Apparently I neglected the new trend that’s all the rage in our fair city, and that’s the PETITION!
Now one could argue that simply signing a form is one of the easiest (or laziest) ways to get involved. But it seems that when you don’t get your way and you’re mad as hell and just can’t take it anymore, the best solution is to run to Kinko’s and run off a bunch of petitions, pass them around and beg for signatures.
So, I thought I’d get in the game and draw up my very own petition. Not formalized yet, my petition would look something like this:
I respectfully request the following, in no particular order:
1) The sun will shine every day.
2) It will only rain at night, when I’m asleep.
3) It will only snow on Christmas Eve while I open my presents, and even that will only be a dusting.
4) Leaves will never fall or blow onto my grass.
5) Little elves will bring my groceries weekly to my front door.
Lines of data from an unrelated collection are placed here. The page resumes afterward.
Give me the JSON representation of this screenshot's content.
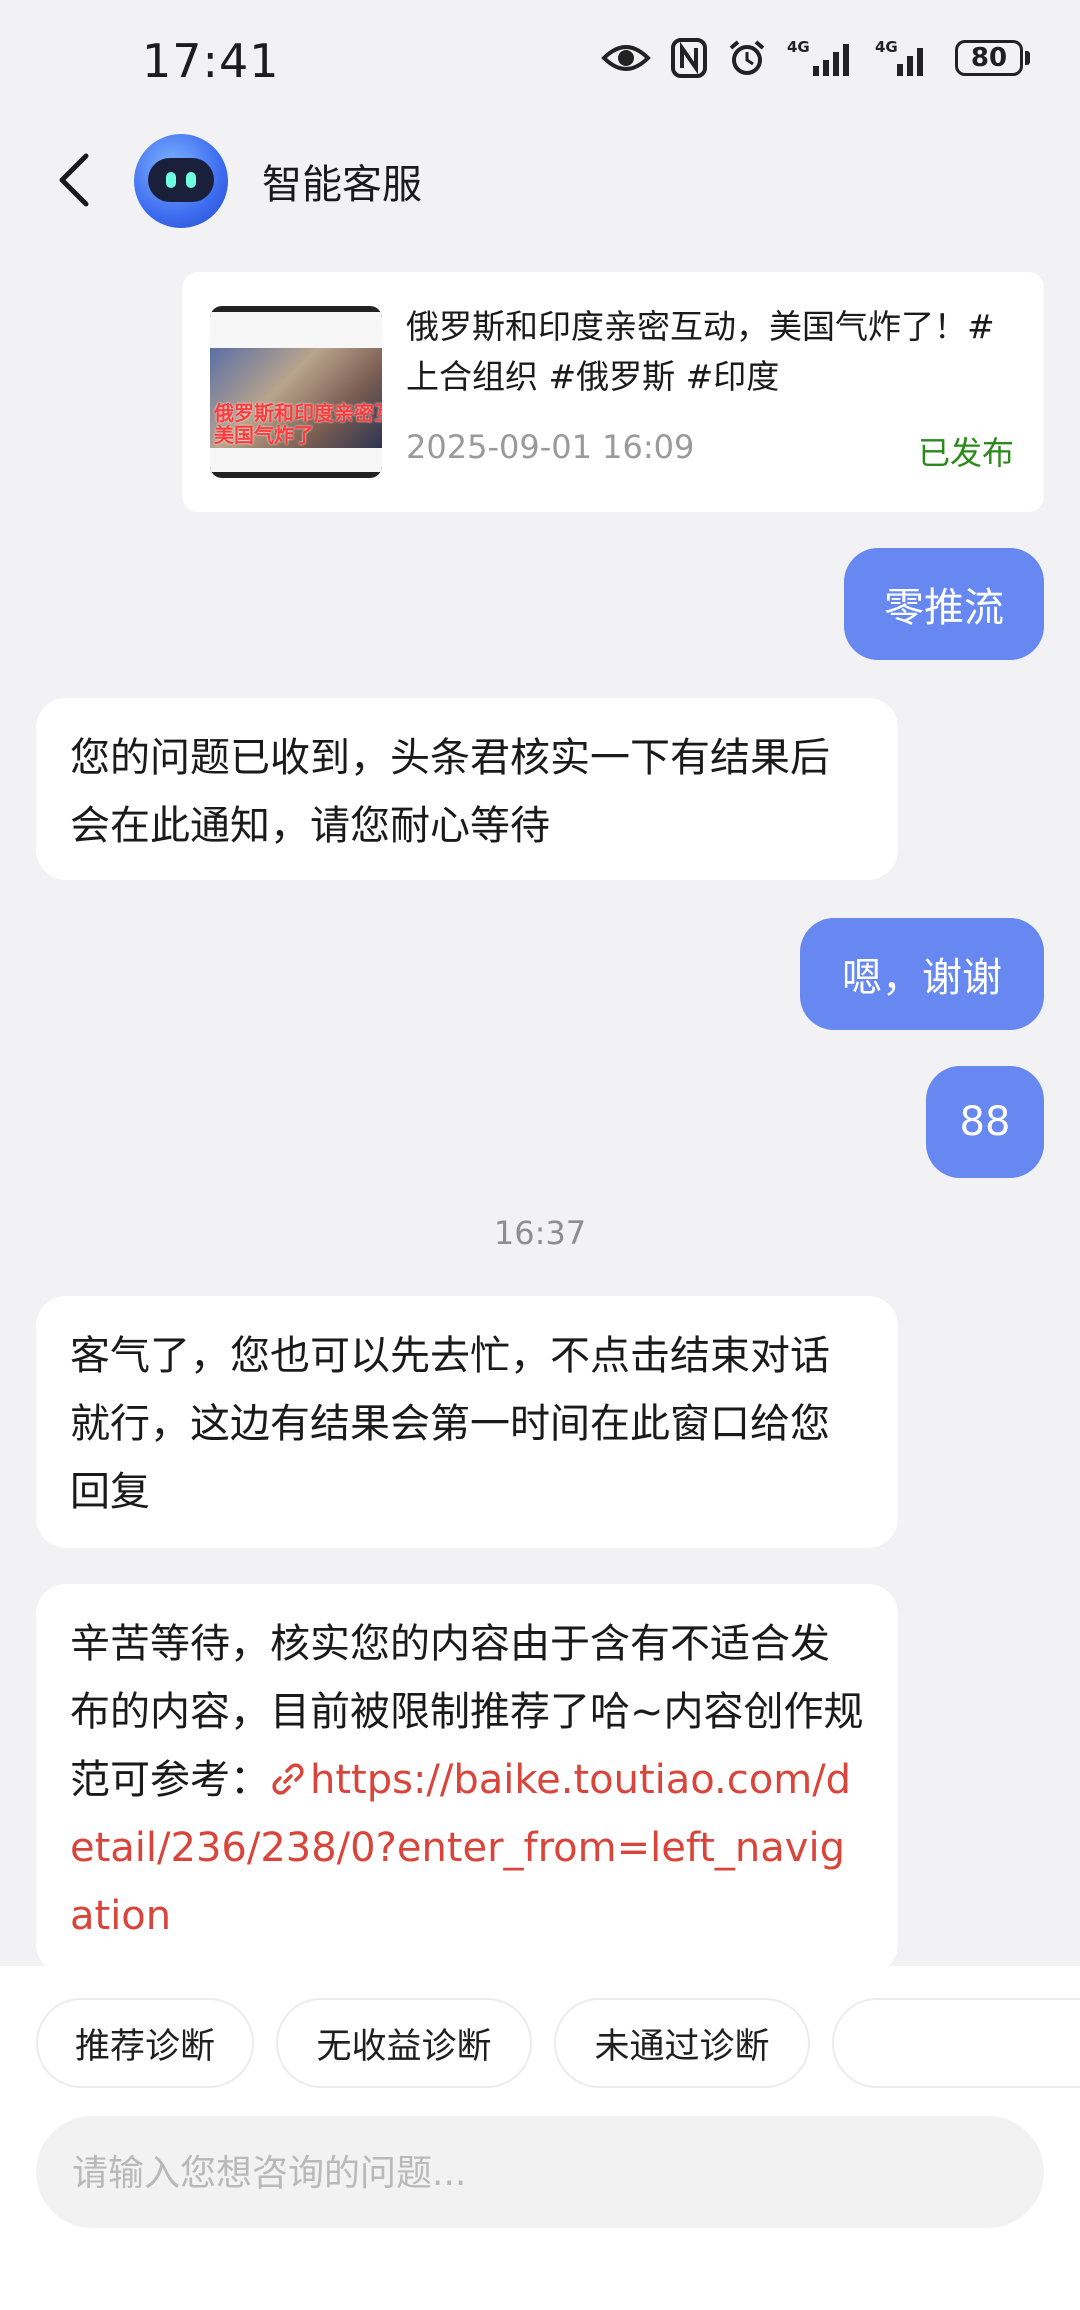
{
  "status_bar": {
    "time": "17:41",
    "icons": [
      "eye-icon",
      "nfc-icon",
      "alarm-icon",
      "signal-4g-icon",
      "signal-4g-icon",
      "battery-icon"
    ],
    "signal_1_label": "4G",
    "signal_2_label": "4G",
    "battery": "80"
  },
  "header": {
    "title": "智能客服",
    "back_icon": "chevron-left-icon"
  },
  "post_card": {
    "thumbnail_caption_line1": "俄罗斯和印度亲密互",
    "thumbnail_caption_line2": "美国气炸了",
    "title": "俄罗斯和印度亲密互动，美国气炸了！#上合组织 #俄罗斯 #印度",
    "date": "2025-09-01 16:09",
    "status": "已发布",
    "status_color": "#2a8a1c"
  },
  "messages": [
    {
      "side": "right",
      "text": "零推流"
    },
    {
      "side": "left",
      "text": "您的问题已收到，头条君核实一下有结果后会在此通知，请您耐心等待"
    },
    {
      "side": "right",
      "text": "嗯，谢谢"
    },
    {
      "side": "right",
      "text": "88"
    },
    {
      "side": "time",
      "text": "16:37"
    },
    {
      "side": "left",
      "text": "客气了，您也可以先去忙，不点击结束对话就行，这边有结果会第一时间在此窗口给您回复"
    },
    {
      "side": "left",
      "text": "辛苦等待，核实您的内容由于含有不适合发布的内容，目前被限制推荐了哈~内容创作规范可参考：",
      "link": "https://baike.toutiao.com/detail/236/238/0?enter_from=left_navigation",
      "link_icon": "link-icon"
    }
  ],
  "quick_actions": [
    "推荐诊断",
    "无收益诊断",
    "未通过诊断"
  ],
  "input": {
    "placeholder": "请输入您想咨询的问题..."
  },
  "colors": {
    "user_bubble": "#6688f0",
    "link": "#d9453b",
    "background": "#f2f2f4"
  }
}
6) The girl at McDonald’s will say to me, “Have a Nice Day,” only if she really means it.
7) There should never be a line at the DMV.
8) Brett Favre will never retire.
9) There should always be an open bar stool at the Cheesecake Factory.
10) Wine corks will never crumble.
11) Geese will never leave presents on my driveway or lawn.
12) Any Franklin elected official who votes for a tax increase must relinquish his/her first-born.
13) Ka will start a delivery service.
14) Franklin police officers will tell speeders they pull over to, “Try not to do that again.”
15) No one in front of me in line at Pick ‘n Save or Sendik’s will be allowed to wait until the check-out person gives the final total to then pull out a checkbook and start writing.
16) My favorite radio stations will not be allowed to play commercials all at the same time.
17) Ditto…my favorite TV stations.
18) I get a dollar every time someone says any of the following to me:
“Don’t you just want to smack Joel McNally?”
“What’s Mark Belling really like?”
“Hey, are you that guy….?”
19) Every kernel in microwave popcorn will pop.
20) As punishment for her dismal career, Sue Huhn must pay my Franklin school taxes for the next twenty years.